The AIDS Committee of Ottawa came up with the plan after conducting interviews about, and holding focus groups on, the needs of the community. It also posted surveys online in both French and English.

Lesley Gittings, co-chair of the committee’s board of directors, says having strategic directions agreed upon by staff, volunteers and the community ensures everyone is on the same page, allowing them to move forward more effectively.

David Hoe, the first executive director of the committee, also launched an online memorial at the anniversary to commemorate victims of AIDS.

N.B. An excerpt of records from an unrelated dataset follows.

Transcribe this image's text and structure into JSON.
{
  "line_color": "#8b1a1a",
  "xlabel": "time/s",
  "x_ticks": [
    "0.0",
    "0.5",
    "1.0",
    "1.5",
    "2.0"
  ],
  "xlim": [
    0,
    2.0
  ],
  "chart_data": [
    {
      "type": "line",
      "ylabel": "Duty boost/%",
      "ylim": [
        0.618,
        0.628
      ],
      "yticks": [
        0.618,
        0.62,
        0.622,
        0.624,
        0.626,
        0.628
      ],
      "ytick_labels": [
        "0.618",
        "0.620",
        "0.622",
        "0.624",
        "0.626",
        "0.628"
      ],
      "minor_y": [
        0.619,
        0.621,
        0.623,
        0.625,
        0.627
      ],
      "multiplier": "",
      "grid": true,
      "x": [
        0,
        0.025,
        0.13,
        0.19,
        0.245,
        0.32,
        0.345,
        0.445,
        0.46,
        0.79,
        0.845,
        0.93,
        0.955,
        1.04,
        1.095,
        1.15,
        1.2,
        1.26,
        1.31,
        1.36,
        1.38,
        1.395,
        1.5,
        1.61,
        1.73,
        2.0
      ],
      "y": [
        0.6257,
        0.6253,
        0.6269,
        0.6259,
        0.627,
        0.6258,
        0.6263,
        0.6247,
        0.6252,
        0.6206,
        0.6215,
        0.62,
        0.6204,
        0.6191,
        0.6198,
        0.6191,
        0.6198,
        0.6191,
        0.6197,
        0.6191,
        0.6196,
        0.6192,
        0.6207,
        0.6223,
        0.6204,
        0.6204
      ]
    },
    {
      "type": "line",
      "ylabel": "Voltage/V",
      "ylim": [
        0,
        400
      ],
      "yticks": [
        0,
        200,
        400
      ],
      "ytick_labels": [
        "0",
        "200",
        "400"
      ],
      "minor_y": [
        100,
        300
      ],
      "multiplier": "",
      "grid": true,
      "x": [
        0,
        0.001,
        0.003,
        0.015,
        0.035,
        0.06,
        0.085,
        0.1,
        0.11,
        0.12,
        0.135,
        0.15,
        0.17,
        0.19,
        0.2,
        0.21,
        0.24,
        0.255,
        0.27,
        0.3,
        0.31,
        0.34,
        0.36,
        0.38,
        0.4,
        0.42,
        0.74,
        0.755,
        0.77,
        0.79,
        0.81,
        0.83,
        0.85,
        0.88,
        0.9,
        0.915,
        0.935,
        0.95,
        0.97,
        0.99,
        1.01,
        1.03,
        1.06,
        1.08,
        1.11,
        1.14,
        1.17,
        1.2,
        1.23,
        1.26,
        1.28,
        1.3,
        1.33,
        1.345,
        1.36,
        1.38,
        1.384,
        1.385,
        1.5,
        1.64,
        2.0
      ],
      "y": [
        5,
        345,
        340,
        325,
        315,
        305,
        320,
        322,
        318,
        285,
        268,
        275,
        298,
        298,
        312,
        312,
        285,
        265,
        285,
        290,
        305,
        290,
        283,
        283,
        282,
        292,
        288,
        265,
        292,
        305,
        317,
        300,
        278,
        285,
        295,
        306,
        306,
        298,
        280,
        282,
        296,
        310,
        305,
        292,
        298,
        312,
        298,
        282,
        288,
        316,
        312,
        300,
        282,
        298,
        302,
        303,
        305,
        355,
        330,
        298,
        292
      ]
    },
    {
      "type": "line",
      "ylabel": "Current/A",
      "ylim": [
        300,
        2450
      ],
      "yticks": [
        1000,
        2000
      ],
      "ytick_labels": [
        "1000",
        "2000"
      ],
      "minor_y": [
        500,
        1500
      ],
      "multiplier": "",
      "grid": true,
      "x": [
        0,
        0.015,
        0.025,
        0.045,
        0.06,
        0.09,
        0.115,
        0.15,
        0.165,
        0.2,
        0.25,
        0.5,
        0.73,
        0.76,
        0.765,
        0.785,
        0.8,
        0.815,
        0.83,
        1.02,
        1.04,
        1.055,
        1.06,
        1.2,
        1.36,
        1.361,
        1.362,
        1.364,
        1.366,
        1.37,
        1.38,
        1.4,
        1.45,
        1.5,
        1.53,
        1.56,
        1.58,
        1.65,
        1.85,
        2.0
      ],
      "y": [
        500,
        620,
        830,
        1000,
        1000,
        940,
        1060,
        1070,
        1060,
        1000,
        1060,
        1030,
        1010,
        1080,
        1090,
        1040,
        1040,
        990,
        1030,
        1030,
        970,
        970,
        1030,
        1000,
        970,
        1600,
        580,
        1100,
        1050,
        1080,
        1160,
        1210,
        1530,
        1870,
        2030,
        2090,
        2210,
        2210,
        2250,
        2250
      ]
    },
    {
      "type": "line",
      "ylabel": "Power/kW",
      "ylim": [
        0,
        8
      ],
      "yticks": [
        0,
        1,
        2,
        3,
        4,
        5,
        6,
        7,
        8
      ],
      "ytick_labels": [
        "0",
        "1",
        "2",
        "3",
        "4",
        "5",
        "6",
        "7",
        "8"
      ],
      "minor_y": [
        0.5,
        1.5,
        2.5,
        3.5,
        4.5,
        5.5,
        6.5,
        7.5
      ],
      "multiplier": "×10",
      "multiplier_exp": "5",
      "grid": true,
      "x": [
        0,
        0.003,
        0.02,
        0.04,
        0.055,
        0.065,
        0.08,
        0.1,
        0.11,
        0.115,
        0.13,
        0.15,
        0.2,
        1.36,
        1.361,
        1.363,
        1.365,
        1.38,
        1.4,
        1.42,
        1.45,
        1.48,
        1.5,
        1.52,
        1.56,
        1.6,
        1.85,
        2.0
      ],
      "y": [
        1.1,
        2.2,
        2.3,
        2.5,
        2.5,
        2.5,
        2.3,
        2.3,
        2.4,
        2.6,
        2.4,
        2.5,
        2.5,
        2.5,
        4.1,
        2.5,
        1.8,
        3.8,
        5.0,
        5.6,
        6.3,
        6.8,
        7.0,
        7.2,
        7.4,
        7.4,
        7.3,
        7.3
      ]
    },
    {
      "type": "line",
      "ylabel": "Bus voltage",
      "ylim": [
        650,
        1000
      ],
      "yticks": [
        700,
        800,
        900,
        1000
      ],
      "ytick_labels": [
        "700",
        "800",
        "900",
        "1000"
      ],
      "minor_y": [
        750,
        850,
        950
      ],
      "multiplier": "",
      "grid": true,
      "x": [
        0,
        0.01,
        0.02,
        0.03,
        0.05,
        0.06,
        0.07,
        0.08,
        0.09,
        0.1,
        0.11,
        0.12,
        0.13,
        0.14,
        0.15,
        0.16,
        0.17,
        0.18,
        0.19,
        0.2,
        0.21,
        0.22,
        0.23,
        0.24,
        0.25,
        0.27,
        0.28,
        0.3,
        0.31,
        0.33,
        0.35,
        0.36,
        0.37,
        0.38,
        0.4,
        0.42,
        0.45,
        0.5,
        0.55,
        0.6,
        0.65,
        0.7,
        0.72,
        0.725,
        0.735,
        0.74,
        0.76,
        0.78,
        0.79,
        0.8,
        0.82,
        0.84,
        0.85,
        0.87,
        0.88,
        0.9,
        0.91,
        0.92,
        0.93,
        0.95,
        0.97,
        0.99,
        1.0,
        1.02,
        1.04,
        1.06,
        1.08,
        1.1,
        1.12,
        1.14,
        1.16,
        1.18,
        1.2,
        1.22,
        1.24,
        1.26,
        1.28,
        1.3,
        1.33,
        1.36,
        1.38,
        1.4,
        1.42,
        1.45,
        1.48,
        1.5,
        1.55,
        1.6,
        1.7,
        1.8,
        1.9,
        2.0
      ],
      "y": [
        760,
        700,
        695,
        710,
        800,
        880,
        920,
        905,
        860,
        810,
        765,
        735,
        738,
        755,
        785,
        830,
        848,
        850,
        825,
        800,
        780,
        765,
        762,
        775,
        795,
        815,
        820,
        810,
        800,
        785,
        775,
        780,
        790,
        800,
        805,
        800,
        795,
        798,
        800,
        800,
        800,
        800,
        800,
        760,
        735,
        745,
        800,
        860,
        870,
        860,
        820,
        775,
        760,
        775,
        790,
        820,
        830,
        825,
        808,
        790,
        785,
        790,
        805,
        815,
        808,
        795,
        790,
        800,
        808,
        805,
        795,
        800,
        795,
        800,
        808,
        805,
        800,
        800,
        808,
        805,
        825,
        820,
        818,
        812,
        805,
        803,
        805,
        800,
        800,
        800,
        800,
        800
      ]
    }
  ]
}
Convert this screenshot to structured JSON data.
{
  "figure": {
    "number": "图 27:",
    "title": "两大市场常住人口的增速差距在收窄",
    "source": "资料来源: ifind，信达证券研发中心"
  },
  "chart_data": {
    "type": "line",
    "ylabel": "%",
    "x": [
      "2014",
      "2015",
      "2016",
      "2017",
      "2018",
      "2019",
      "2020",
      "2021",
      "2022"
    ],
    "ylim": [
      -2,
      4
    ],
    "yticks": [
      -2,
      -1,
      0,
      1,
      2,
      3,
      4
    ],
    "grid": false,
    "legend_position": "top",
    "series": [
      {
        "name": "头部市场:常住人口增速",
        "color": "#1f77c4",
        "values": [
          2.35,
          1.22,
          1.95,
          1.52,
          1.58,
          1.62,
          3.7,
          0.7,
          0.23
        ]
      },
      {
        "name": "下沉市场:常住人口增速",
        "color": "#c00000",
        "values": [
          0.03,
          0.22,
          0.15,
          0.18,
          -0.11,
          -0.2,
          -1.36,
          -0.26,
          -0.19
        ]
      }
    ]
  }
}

Many of us have seen people die,” Hoe told members of the committee. “Sadly, those people are only alive still as long as we remember them. When you and I go, those people have gone also.“

Hoe said the online memorial should not be the only AIDS memorial for those in Ottawa.

"It is, for now, a placeholder of memory,” Hoe said. “I think we need to start thinking about something that is more permanent and something that is respectful of those who have died.”

“We’ve got to capture that history because it is disappearing before our eyes,” added Barry Deeprose, co-founder of the committee. “People were dying 25 years ago, so even now we are forgetting who they were and their friends are dying or getting old.”

The fact that the memorial is online makes it accessible to everyone, especially because the AIDS Committee of Ottawa just invested in new computers for its learning centre.

AIDS Committee of Ottawa board members said they hope the strategies outlined in the plan will lead to more inclusive and effective programs and services.

"Let us use the occasion of this anniversary to recommit to a program of awareness and prevention,” said Deeprose at the event. “If we fail to do this, I can sadly say that there will be an occasion to honour the 50th anniversary.”